Am spannendsten ist es also immer dann, wenn unterschiedliche Wortschätze aufeinanderprallen. „Gell“ kennt hier zum Beispiel niemand, nich.
Um all diese oben beschriebenen Schwierigkeiten und Deutlichkeiten in einer Sprache unterzubringen, ist eine gigantische Geschwindigkeit von Nöten. Nach dem ersten Tag trug ich – beim Versuch, mit dem Tempo mitzuhalten – einen schmerzhaften Muskelkater in der Wange davon. Ja, auch dort gibt es Muskeln.
Doch wie überall gilt auch hier: Übung macht den Meister. Ich für meine Person übe an 24 Stunden des Tages. Und manchmal klappt es auch schon ganz gut. Als ich kürzlich am Bahnhof eine Karte lösen wollte, konzentrierte ich mich schon lange vorher auf meinen Satz: „Ich hätte gerne eine Fahrkarte nach Köln“ undsoweiter, doch als ich schließlich an der Reihe war, kostete das „Ich hätte gerne“ schon so viel Kraft, daß ich den ganzen restlichen Satz nicht mehr wußte. Vielleicht schaffe ich es nächstes Mal schon bis: „Ich hätte gerne eine“. Man darf nie zu früh aufgeben.
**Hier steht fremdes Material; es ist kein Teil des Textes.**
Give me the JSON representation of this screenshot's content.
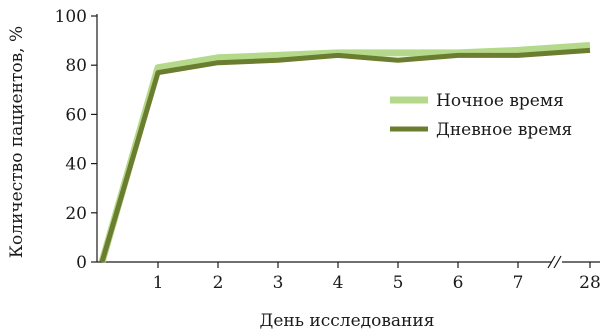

Um abschließend das Ruhrpöttisch noch anschaulich darzustellen, werde ich versuchen, den ersten Absatz meines Textes so zu schreiben, wie ihn ein Pötter lesen würde:
Ich binn ja nun ein Toatmunder, würde aberr trotztem geane weiterchin für Shwebishes Puplikum shraiben. Tamit man mich weiterchin vershtehen  kann, gebe ich zunechst (nicht: zunäxt)  ainmal eine Ainführung in die Rruhrpöttishe Shprache.